I am analyzing a series of plots along a recovery gradient, using "time since disturbance" as a continuous variable. I want to see how certain environmental variables change with time since disturbance and was thinking of using regression - however I also have plots that were never disturbed, so their time since disturbance is basically infinite. Is there a way to include these "infinite" values in the same regression? If not, is there a better way to compare undisturbed plots to plots experiencing a range of different recovery times?

been looking at stats textbooks without much luck - any suggestions appreciated!
essentially your question needs a little cudgeling to be well posed in a statistics framework. You have to think about what all this means and then ultimately you come to the conclusion that somethign silly is afoot.

So you want one predictor variable is that correct? You want to predict multiple environmental variables from the single time since disturbance variable? Out side of statistical significance this ends up equivalent to regressing them all seperately unto time since disturbance. Think carefully on this. You may want to predict time since disturbance from multiple environmental variables. A different problem.

Now suppose that you want to predict, as you say, the ENV (environmental vector) by TSD (time since disturbance). You are concerned with how to treat "never disturbed". Regression is perfectly fine with "catagorical predictor variables". In this case you would code a 1 or 0 in that predictor variable, and then code 0 for the time since disturbance if it has never been disturbed. (the reason why the latter becomes clear next).

But note, theres a "thing" about catagorical variables in linear regression that arn't interacting with anything else. They are like shifting the intercept of your regression line when they are present. Essentially the coefficient associated with the existance of the variable codes for the amount to shift. Easily interpreted as two different regression lines: one when never been disturbed is true and one when it is not true. Same result.

But here is the interesting part. Your model is now
ENV = b_0 + b_1 * TSD + b_2*NBD + error
where NBD is never been disturbed 1 or 0. But TSD is always 0 when NBD is 1. And you realize that this all boils down to predicting the population mean for everything that has never been disturbed as a straight horizontal line: an average of everything fitting that case.

And that makes sense as there is nothing in what you said that would predict for a change in environmental variables when they have never been disturbed beyond the fact that they have never been disturbed and error.

So essentially this is all there is unless you are going for for a more elaborate statistical statement.

J. Rounds
Thank you for the explanation, I think I understand: it is possible to add a new categorical variable (NBD) into the regression but it would basically separate the plots that have never been disturbed into a second, horizontal regression line. This doesn't sound like this would be useful, since my intention is to compare the plots that have not been disturbed to the disturbed ones, to try and answer the question of how much recovery time is necessary for environmental variables in the disturbed plots to reach the same levels as in the never disturbed plots.
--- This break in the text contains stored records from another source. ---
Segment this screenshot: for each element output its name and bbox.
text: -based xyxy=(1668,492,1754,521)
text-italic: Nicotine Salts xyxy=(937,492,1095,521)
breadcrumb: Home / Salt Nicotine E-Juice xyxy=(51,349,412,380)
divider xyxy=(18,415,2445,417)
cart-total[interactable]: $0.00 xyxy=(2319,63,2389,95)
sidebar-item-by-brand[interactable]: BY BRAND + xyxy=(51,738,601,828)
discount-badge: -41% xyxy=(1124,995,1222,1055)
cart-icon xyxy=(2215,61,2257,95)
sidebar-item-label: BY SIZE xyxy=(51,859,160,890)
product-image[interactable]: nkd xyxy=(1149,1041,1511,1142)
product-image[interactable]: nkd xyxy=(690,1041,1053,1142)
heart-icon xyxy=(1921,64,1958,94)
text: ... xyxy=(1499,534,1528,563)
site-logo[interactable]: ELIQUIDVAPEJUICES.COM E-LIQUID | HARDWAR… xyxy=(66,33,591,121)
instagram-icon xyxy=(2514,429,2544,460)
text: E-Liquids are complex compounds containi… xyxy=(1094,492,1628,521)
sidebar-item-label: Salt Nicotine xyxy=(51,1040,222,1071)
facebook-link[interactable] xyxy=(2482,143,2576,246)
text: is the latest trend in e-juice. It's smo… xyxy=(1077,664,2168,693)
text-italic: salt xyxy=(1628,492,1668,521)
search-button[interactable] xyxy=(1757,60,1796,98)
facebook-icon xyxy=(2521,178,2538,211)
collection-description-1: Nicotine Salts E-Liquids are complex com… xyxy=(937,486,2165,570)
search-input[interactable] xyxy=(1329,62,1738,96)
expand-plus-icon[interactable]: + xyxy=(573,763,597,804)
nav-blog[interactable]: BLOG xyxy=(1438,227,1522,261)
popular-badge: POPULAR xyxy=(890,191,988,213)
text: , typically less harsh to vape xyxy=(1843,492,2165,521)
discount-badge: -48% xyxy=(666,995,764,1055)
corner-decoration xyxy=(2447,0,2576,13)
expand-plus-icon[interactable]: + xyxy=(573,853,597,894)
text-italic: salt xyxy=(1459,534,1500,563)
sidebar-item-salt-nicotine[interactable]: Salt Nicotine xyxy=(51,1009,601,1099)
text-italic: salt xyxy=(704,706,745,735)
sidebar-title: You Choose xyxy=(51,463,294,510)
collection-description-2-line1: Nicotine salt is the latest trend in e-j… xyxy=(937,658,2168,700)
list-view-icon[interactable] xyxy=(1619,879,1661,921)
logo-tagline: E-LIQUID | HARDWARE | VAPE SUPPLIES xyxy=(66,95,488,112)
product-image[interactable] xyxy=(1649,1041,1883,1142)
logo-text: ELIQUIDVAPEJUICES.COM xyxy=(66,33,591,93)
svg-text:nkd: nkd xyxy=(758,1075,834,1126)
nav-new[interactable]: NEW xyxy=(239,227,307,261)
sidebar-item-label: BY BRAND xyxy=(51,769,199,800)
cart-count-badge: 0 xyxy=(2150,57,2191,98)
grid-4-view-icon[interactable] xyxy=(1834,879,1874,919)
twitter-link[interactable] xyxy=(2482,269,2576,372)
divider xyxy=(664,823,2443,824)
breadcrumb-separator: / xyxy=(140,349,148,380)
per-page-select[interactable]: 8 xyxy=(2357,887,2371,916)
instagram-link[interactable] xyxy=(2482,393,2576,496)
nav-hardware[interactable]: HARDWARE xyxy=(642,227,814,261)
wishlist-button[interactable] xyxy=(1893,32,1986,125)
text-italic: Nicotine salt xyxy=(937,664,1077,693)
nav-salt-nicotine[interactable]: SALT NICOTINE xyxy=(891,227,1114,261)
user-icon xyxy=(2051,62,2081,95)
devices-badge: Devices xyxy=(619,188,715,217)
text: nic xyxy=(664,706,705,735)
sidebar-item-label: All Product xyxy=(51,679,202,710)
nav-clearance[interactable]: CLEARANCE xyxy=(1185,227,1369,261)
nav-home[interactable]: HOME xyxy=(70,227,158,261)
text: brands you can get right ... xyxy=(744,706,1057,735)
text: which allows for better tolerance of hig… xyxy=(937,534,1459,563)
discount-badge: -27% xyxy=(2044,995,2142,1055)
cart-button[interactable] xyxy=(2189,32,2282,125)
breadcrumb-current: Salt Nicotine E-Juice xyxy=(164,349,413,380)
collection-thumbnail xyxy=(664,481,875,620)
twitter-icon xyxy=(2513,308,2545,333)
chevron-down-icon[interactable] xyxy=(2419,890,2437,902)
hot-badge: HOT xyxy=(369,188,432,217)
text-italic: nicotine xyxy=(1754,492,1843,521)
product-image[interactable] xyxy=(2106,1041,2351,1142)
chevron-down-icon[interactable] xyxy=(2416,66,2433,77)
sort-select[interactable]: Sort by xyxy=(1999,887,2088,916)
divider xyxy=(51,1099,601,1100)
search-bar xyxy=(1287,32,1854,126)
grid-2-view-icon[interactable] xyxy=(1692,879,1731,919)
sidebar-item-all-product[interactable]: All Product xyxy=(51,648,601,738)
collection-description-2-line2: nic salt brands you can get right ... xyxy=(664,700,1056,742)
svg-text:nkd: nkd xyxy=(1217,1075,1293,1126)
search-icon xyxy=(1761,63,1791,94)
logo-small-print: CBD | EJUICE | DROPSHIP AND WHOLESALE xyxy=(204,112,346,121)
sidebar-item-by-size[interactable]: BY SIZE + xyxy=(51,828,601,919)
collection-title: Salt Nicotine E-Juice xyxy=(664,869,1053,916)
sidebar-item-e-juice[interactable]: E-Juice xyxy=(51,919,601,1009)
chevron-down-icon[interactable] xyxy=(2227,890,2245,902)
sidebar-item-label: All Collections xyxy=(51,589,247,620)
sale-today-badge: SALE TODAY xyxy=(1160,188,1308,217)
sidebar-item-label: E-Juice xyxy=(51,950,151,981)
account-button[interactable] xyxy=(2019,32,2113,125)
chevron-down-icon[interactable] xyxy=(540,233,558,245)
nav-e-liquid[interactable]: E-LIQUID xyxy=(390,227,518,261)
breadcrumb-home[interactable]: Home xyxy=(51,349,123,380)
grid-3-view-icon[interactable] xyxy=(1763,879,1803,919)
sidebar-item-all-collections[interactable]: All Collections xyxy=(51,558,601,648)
Sounds like it would be a better idea to split the disturbed plots into categories (short, medium and long time since disturbance) and use an ANOVA to compare to the never been disturbed plots.

Thanks very much!
That is a method, but I am starting to think what you might be interested in posing is an ANCOVA.

The difference is you dont toss out the information from the continous variable. In ANOVA you are essentially averaging across your catagories and asking if the means are different. If the truth is something different than that then you have tossed out something valuable.